Edward Fox writes for Al-Fanar Media:
I used to think that Arabic was the only language native to the Arabian Peninsula. As a student of Arabic, I learned how the ancient grammarians built the rules of standard Arabic from the speech of the desert Arabs. I thought the language of the Qur’an and of classical Arabic literature was an only child: I knew it had ancestors, but I didn’t know it had any living relatives.
I learned that the story was not that simple many years later in Oman, when I travelled from Muscat to the sultanate’s southern province of Dhofar, a region separated from the capital by 1,000 kilometers of mostly featureless flat land. There I met a young man who told me he spoke a local language that was not Arabic. When I asked to know more, he obligingly, and to my astonishment, spoke a sample of a language called Shahri, a linguistic rarity spoken by a few thousand people in this part of Arabia. It sounded nothing like Arabic. He seemed delighted by my surprise, and proud of his ability. […]

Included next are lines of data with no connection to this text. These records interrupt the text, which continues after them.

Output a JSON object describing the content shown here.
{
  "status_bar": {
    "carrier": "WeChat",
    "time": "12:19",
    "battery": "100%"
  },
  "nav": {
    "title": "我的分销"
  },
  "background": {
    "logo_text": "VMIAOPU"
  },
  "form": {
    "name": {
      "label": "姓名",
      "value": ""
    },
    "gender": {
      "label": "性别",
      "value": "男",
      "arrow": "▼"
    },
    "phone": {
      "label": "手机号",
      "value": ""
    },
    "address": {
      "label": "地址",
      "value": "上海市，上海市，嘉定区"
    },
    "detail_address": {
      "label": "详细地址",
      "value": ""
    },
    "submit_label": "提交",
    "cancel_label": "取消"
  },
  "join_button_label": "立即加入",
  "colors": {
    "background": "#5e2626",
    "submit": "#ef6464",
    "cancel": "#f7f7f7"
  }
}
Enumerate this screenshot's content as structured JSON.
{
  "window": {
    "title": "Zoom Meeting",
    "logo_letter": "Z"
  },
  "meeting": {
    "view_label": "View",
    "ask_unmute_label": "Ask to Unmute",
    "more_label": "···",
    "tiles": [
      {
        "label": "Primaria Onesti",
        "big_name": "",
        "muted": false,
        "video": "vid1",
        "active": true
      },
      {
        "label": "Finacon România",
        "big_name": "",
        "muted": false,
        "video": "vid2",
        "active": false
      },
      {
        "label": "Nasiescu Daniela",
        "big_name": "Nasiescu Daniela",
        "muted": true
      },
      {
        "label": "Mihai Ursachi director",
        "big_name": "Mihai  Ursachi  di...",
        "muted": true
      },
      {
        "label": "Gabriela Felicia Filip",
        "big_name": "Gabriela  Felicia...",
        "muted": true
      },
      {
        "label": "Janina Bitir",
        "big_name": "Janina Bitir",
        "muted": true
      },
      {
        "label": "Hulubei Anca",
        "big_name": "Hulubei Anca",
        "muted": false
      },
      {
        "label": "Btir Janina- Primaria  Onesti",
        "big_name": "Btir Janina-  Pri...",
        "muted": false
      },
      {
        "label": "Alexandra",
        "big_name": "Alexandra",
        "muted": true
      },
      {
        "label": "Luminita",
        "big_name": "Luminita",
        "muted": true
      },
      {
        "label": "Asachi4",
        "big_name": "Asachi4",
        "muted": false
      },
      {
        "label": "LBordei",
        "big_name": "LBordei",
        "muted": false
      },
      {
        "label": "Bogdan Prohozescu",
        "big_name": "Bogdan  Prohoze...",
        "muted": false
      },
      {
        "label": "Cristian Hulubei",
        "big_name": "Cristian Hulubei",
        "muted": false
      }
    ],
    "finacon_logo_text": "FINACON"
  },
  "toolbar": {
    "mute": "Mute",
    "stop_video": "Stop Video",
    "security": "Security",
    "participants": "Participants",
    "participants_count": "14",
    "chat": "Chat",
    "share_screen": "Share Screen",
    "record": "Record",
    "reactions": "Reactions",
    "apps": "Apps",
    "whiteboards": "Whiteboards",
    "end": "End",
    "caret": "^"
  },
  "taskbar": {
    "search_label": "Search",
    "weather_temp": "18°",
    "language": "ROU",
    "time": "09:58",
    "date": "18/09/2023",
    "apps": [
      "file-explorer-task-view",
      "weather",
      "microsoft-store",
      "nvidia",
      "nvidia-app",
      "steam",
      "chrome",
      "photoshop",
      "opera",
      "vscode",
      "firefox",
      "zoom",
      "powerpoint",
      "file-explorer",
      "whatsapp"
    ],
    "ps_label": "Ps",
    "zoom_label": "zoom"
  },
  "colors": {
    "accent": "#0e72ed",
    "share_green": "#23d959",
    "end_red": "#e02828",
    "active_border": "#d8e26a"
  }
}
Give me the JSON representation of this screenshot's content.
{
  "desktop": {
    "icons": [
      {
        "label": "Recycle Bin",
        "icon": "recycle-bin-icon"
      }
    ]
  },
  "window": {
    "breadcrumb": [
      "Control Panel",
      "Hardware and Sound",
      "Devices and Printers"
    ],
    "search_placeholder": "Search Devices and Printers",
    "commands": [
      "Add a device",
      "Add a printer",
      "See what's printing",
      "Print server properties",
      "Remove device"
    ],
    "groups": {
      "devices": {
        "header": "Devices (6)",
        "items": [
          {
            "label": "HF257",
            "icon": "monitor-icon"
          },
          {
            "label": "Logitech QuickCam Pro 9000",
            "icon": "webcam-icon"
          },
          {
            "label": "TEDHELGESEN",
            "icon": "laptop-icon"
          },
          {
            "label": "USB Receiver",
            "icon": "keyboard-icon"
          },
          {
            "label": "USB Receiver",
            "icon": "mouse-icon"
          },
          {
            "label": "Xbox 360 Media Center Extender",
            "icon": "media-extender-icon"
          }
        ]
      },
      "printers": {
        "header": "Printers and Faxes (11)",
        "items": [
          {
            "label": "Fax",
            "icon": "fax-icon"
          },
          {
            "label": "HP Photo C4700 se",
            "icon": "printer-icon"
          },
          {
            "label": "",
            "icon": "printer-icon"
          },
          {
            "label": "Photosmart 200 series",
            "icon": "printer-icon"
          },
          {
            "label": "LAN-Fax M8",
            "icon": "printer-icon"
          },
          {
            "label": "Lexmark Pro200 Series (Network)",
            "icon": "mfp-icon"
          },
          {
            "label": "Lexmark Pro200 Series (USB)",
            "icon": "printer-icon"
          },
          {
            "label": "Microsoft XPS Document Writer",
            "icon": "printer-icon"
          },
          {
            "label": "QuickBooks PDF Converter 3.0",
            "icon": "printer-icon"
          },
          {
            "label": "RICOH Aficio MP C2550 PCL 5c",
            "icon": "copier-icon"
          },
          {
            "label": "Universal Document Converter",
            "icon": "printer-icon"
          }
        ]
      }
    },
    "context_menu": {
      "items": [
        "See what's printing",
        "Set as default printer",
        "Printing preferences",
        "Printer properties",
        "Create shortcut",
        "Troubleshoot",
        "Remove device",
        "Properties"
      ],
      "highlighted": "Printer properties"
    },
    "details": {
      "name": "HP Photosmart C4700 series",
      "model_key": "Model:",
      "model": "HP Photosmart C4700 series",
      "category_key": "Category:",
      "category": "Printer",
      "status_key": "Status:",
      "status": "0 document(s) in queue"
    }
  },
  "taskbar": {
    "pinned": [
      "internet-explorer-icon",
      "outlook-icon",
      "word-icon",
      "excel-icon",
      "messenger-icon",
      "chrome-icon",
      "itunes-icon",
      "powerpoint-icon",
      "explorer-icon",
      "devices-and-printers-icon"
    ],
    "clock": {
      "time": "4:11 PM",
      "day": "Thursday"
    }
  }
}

Shahri, also known as Jibbali, is language that is spoken mainly in a remote mountainous region of Dhofar province. (The name Jibbali is derived from the Arabic word for mountain.) It is one of a handful of related languages spoken in the southern part of the Arabian Peninsula that are distinct from Arabic, and are mostly unintelligible to speakers of the majority language.
The Unesco Interactive Atlas of the World’s Languages in Danger identifies Shahri as one of six languages in this group. The others are Bathari, Harsusi, Hobyot, Mehri and Socotri (spoken on the island of Socotra). It’s unclear how many people speak these languages, since Oman, like many countries in the region, has never conducted a census, but experts estimate the total numbers of speakers of these languages in the tens of thousands. One of these languages—Bathari—is believed to be spoken by only 11 people.
Collectively, these languages are called the Modern South Arabian languages. Aaron Rubin, a professor of linguistics at Penn State University in the United States and the author of a grammar of Shahri/Jibbali, explains that the Modern South Arabian languages are a branch of the Semitic languages group that includes Arabic and Hebrew.
“If you look at the Semitic languages as a family tree, you will see that the Modern South Arabian languages diverged from the rest of the Semitic languages a long time ago,” he said in an interview. “Structurally, Jibbali has straightforward similarities to other Semitic languages. But the vocabulary is very different.” […] “There are sounds in Shahri that we think existed in an ancestor language called proto-Semitic, but which have been lost in Arabic, Hebrew and Amharic (a language of Ethiopia),” says Aaron Rubin, of Penn state.
There’s more on the South Arabian languages at the link, as well as two clips of Shahri being spoken. And I’m glad to be introduced to the Atlas of the World’s Languages in Danger. Thanks, Trevor!